As you regain consciousness on the ambulance stretcher, you begin to realize the extent of your injuries. To begin, paramedics respond to your wounds and look for evidence of a concussion, which has rendered you unable to feel your legs. According to the doctors at the hospital where you are being treated, your injuries were caused by a drunk driver.

Even though you’re grateful to be alive, you’re also aware of the long road ahead of you in order to recover. To make matters worse, while you’re in the hospital, you’re also out of work, which costs a lot of money. How are you going to make ends meet?

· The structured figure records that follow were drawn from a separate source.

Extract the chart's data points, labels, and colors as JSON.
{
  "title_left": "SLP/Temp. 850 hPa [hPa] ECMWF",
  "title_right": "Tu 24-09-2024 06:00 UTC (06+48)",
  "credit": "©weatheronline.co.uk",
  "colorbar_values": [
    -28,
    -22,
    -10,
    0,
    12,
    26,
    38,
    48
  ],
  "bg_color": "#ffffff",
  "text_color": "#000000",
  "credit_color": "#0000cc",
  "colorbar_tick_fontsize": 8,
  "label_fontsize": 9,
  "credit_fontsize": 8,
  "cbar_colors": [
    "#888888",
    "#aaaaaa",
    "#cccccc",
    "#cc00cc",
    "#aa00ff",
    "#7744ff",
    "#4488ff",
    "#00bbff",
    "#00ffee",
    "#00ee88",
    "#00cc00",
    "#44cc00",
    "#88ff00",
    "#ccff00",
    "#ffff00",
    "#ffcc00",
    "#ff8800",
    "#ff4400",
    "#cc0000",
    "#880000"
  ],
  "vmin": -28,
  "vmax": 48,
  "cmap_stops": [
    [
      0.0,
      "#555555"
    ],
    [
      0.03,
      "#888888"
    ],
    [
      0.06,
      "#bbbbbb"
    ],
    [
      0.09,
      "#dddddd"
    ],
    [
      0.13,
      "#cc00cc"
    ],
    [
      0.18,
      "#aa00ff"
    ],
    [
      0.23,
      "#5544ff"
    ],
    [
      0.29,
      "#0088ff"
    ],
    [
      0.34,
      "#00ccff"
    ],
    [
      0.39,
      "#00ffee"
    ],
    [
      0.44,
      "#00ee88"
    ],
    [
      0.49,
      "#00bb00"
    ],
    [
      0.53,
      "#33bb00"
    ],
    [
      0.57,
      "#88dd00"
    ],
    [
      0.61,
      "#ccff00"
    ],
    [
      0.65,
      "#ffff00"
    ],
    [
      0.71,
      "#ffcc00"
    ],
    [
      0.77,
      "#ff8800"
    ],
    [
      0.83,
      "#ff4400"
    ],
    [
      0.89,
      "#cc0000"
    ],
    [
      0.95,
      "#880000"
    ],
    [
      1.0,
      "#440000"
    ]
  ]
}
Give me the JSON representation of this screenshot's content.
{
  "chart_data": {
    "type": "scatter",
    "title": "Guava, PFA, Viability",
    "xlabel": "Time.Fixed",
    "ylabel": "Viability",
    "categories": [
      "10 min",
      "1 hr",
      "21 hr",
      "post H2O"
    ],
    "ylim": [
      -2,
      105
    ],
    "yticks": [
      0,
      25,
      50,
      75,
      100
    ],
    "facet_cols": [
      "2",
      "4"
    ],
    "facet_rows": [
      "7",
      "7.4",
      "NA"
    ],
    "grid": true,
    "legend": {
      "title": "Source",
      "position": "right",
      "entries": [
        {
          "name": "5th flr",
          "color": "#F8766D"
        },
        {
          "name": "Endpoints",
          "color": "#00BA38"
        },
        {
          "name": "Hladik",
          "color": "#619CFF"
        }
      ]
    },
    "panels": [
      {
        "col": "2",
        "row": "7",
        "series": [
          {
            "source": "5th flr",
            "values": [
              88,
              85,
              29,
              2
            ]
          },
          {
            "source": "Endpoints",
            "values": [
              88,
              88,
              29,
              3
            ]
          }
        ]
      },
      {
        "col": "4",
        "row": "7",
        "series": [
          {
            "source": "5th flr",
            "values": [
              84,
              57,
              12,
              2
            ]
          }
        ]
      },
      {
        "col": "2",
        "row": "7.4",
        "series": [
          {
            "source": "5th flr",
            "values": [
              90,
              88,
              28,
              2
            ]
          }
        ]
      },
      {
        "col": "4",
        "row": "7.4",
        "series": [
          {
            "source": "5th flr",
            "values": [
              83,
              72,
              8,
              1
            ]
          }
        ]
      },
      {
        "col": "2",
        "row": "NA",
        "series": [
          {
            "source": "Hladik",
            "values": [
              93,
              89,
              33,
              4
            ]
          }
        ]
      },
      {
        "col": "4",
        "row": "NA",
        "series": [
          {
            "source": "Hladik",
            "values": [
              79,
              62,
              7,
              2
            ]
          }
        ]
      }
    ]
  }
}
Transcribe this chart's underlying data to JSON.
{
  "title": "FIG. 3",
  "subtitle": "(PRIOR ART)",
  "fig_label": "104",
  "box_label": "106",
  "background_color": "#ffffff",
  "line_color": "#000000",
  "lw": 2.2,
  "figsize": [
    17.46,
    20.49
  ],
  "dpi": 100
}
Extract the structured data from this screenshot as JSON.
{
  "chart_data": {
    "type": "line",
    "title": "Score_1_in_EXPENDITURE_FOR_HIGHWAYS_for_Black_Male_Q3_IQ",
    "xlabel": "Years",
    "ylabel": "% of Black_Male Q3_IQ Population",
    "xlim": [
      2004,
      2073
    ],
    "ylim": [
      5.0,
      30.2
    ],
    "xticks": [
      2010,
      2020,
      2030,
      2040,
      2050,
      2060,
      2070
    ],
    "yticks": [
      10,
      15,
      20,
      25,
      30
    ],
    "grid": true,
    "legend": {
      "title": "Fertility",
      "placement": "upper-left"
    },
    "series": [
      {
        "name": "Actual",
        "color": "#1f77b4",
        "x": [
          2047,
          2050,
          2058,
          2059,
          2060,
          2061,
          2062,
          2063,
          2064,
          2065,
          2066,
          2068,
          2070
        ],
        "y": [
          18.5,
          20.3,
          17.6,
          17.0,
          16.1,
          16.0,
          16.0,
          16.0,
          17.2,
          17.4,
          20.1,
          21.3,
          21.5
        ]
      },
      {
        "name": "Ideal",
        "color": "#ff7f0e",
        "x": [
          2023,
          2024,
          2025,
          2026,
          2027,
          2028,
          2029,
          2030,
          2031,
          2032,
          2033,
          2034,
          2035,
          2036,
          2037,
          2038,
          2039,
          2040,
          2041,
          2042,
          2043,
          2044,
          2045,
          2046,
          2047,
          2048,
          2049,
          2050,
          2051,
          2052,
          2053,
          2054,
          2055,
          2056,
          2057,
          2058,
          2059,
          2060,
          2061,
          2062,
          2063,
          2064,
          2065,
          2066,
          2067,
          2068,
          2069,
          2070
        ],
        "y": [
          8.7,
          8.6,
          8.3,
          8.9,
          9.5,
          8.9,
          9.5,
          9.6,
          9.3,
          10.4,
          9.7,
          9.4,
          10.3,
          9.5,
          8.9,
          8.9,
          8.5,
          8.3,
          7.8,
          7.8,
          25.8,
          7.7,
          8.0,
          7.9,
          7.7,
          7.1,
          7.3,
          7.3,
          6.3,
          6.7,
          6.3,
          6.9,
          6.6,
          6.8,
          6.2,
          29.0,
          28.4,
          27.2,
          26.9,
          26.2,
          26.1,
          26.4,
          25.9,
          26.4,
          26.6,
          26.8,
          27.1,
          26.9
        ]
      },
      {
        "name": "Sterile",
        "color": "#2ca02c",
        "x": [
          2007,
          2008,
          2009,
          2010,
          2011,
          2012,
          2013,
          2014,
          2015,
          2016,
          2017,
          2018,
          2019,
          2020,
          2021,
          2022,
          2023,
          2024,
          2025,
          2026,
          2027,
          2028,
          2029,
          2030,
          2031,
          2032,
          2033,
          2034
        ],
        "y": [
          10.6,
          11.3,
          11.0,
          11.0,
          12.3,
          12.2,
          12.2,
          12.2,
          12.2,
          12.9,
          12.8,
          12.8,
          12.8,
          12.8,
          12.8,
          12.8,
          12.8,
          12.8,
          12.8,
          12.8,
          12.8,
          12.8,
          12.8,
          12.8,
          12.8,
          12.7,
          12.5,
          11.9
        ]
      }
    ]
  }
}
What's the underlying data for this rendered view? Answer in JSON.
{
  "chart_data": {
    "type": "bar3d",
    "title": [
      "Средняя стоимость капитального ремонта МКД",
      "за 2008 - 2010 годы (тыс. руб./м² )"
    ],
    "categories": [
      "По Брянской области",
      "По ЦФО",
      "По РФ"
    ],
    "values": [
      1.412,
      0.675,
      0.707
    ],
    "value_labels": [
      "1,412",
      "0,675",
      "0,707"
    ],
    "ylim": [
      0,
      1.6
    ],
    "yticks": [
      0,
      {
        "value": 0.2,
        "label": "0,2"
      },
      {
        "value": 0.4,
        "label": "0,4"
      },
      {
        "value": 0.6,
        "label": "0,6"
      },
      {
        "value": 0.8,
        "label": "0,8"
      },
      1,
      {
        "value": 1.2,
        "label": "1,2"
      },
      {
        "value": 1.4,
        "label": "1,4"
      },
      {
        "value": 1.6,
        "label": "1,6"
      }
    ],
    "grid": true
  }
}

The majority of your financial losses, including lost pay, are most likely covered by insurance. In cases where there is no doubt that the driver was intoxicated, settlements are more likely to be pursued than trials. However, in order to receive the compensation you deserve, you must first learn about your state’s insurance laws, policy limits, no-fault insurance laws, and so on.

You were hit by a drunk driver? You Shouldn’t Be Afraid to Change Your Mind

Regardless of the circumstances, make careful to thoroughly analyze your injuries before agreeing to a settlement. Even if the at-fault party’s insurance company tries to pressure you into settling the case quickly and for the smallest amount possible, even a seemingly minor accident can result in serious injuries that aren’t immediately obvious. This is why you need the help of Decatur AL car accident lawyers.

After a settlement agreement has been reached, the release of liability forms may be requested. Any other claims pertaining to the incident, no matter how serious, will be banned. As a result, before contemplating settlement offers, you should keep note of your financial losses (medical expenses, missed wages, etc.).

If the other motorist has been convicted of, or has pleaded guilty to, DUI, you have far greater negotiation power (DUI). Criminal hearings, such as DUI trials, require more proof than civil hearings, such as automobile accident cases. In other words, if the defendant has already been found guilty in a criminal case, showing the defendant’s accountability will be considerably easier.

Although some states’ courts would not let “no contest” DUI pleas into evidence in civil lawsuits since they are not technically confessions of guilt, the insurance company would rather avoid addressing the matter in front of a judge and jury.

Remember that insurance companies will only pay up to a particular sum, which is usually around $50,000. If your damages exceed your state’s limit and the defendant’s insurance only covers the bare minimum, you can initiate a civil suit. If several claims are brought against the same drunk driver, depending on the drunk driver’s insurance policy restrictions, this limit might be drastically reduced for each injured party.

Fault vs. No Fault Insurance Laws

Unless the claims surpass a specific threshold, your own insurer, not the at-fault driver’s insurance, is responsible for covering your injury claims. Various states have different monetary thresholds for personal injury protection (PIP) claims. Your PIP coverage, on the other hand, normally has its own monetary limits.

That implies that if you file a claim in a no-fault jurisdiction, you might not obtain the money you deserve. There is some good news: even in no-fault states, injured plaintiffs can file additional claims against the at-fault motorist if they have suffered “serious” injuries or have incurred damages in excess of a certain monetary threshold (as defined by state law). If your expenses exceed $50,000, you may sue the accountable party in New York State.